People often make judgements about other cultures according to the customs and values of their own, a practice called ethnocentrism. It can lead to prejudice and discrimination and often leads to the repression of one group by another. Cultural relativism is the recognition that social groups and cultures must be studied and understood on their own terms before valid comparisons can be made.

Culture shock is the difficulty people have adjusting to a new culture that differs markedly from their own. What would you think if you saw a woman in India scooped up cow dung, let it dry, then hang it up over her front steps? You would probably sense a bit of culture shock.

Norms

Norms are rules defining appropriate and inappropriate behavior. Norms exist from unimportant to very important. Folkways are socially acceptable but do not have great moral significance attached to them. Mores are norms have moral and ethical significance and their violation is a serious matter. Taboos are the unthinkable violations of morals and ethics.

Values

Values represent not only the things that give meaning and about which human beings feel certain, but also the ideas that make such things so important that humans are willing to fight, to work, or to give up something of their own in exchange for them.
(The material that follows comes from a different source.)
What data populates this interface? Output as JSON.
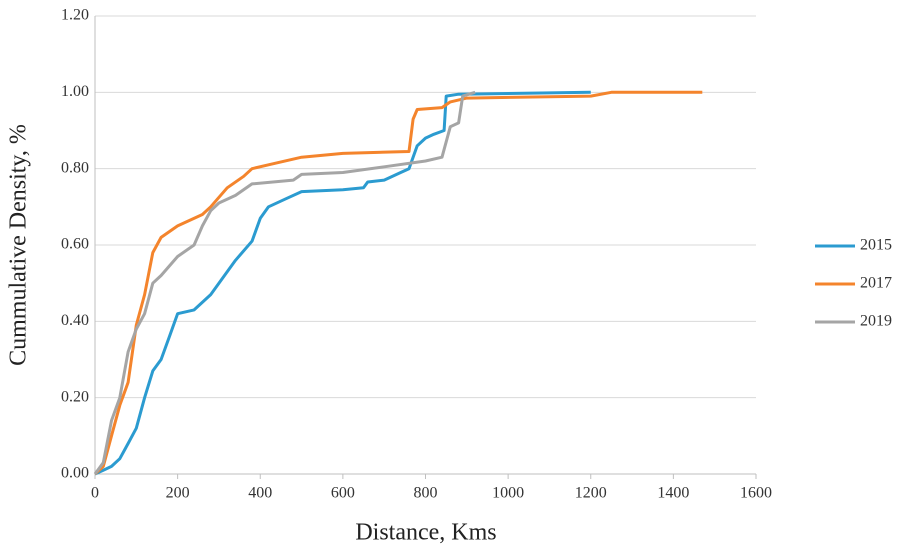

They express the ideas or central beliefs common to the members of a group describing what they consider good, right, and desirable.

Silly Laws Still on the Books

Alabama-It is illegal for a driver to be blindfolded while operating a vehicle

Arizona-Hunting camels is prohibited

Florida-If an elephant is left tied to a parking meter, the fee has to be paid just as it would be for a vehicle.
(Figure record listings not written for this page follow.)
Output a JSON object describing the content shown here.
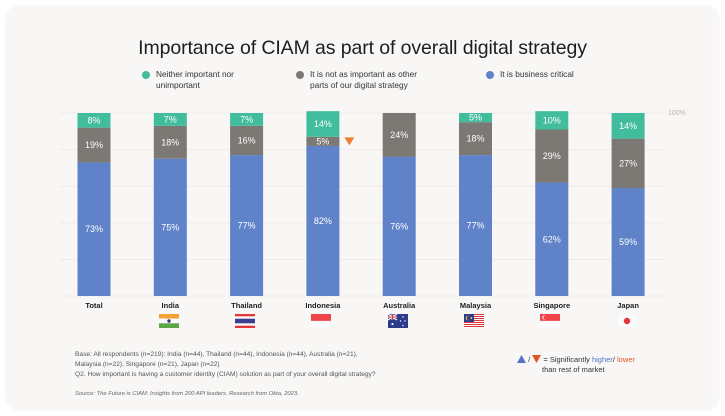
{
  "colors": {
    "neither": "#41bc9c",
    "not_as_important": "#7c7874",
    "business_critical": "#5f82c8",
    "lower_marker": "#f08030",
    "higher_marker": "#5573c6",
    "lower_text": "#e2552a"
  },
  "chart_data": {
    "type": "bar",
    "stacked": true,
    "orientation": "vertical",
    "title": "Importance of CIAM as part of overall digital strategy",
    "xlabel": "",
    "ylabel": "",
    "ylim": [
      0,
      100
    ],
    "y_max_label": "100%",
    "grid": true,
    "legend_position": "top",
    "categories": [
      "Total",
      "India",
      "Thailand",
      "Indonesia",
      "Australia",
      "Malaysia",
      "Singapore",
      "Japan"
    ],
    "series": [
      {
        "name": "It is business critical",
        "key": "business_critical",
        "values": [
          73,
          75,
          77,
          82,
          76,
          77,
          62,
          59
        ],
        "labels": [
          "73%",
          "75%",
          "77%",
          "82%",
          "76%",
          "77%",
          "62%",
          "59%"
        ]
      },
      {
        "name": "It is not as important as other parts of our digital strategy",
        "key": "not_as_important",
        "values": [
          19,
          18,
          16,
          5,
          24,
          18,
          29,
          27
        ],
        "labels": [
          "19%",
          "18%",
          "16%",
          "5%",
          "24%",
          "18%",
          "29%",
          "27%"
        ]
      },
      {
        "name": "Neither important nor unimportant",
        "key": "neither",
        "values": [
          8,
          7,
          7,
          14,
          0,
          5,
          10,
          14
        ],
        "labels": [
          "8%",
          "7%",
          "7%",
          "14%",
          "",
          "5%",
          "10%",
          "14%"
        ]
      }
    ],
    "annotations": [
      {
        "category": "Indonesia",
        "series": "It is not as important as other parts of our digital strategy",
        "marker": "down-triangle",
        "meaning": "Significantly lower than rest of market"
      }
    ]
  },
  "legend": [
    {
      "key": "neither",
      "line1": "Neither important nor",
      "line2": "unimportant"
    },
    {
      "key": "not_as_important",
      "line1": "It is not as important as other",
      "line2": "parts of our digital strategy"
    },
    {
      "key": "business_critical",
      "line1": "It is business critical",
      "line2": ""
    }
  ],
  "flags": [
    {
      "country": "India",
      "icon": "india-flag-icon"
    },
    {
      "country": "Thailand",
      "icon": "thailand-flag-icon"
    },
    {
      "country": "Indonesia",
      "icon": "indonesia-flag-icon"
    },
    {
      "country": "Australia",
      "icon": "australia-flag-icon"
    },
    {
      "country": "Malaysia",
      "icon": "malaysia-flag-icon"
    },
    {
      "country": "Singapore",
      "icon": "singapore-flag-icon"
    },
    {
      "country": "Japan",
      "icon": "japan-flag-icon"
    }
  ],
  "footnote": {
    "line1": "Base: All respondents (n=219): India (n=44), Thailand (n=44), Indonesia (n=44), Australia (n=21),",
    "line2": "Malaysia (n=22), Singapore (n=21), Japan (n=22)",
    "line3": "Q2.  How important is having a customer identity (CIAM) solution as part of your overall digital strategy?"
  },
  "source": "Source: The Future is CIAM: Insights from 200 API leaders. Research from Okta, 2023.",
  "significance_legend": {
    "separator": "/",
    "prefix": "= Significantly ",
    "higher": "higher",
    "slash": "/ ",
    "lower": "lower",
    "line2": "than rest of market"
  }
}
Illinois-You must contact the police before entering the city in an automobile.

Iowa-Kisses may last for as much as, but no more than, five minutes.

Maine-You must not step out of a plane in flight.

Massachesetts-No gorilla is allowed in the back seat of any car.

Minnesota-A person may not crose state lines with a duck atop his or her head

Vermont-Whistling underwater is illegal.

Washington-It is illegal to pretend that one's parents are rich.

Subcultures

Each culture generally contains subgroups that are unique unto themselves. A subculture is part of the dominant culture, but seem to differ in some important aspects.

Countercultures

A counterculture is a subculture that deliberately and consciously opposethe central beliefs or attitudes of the dominant culture. These groups come in the form of delinquent gangs, certain types of drug groups, rebolutionaries, religions, goths, and punks.

Material culture consists of the things that people attach meaning to and use. Items of material culture include cars, clothing, books, and burial sites. Nonmaterial culture consists of the abstract terms that human beings create for the purposes of defining, describing, explaining, clarifying, ordering, organizing, and communicating what they do and how they live.

Sapir-Worf Hypothesis

It is the view that language structures the way in which we view the world. Language preceeds thought, thus Benjamin Worf concluded that our ability to think is limited to our vocabulary.

Sanctions

A sanction is a direct social response to some behavior; a negative sanction is one that punishes or otherwise discourages violations of social norms and symbolically reinforces the culture's values and morals. Formal sanctions can only be applied by officially designated persons, such as judges and teachers. An informal sanction can be applied by most members of society.

Gary Larson
Ideal Culture refers to cultural guidlines publicly embraced by members of society. Real culture refers to actual behavior patterns, which often conflict with these guidlines. One value of America's ideal culture is honesty. Yet in real culture people cheat, lie, and manipulate all the time.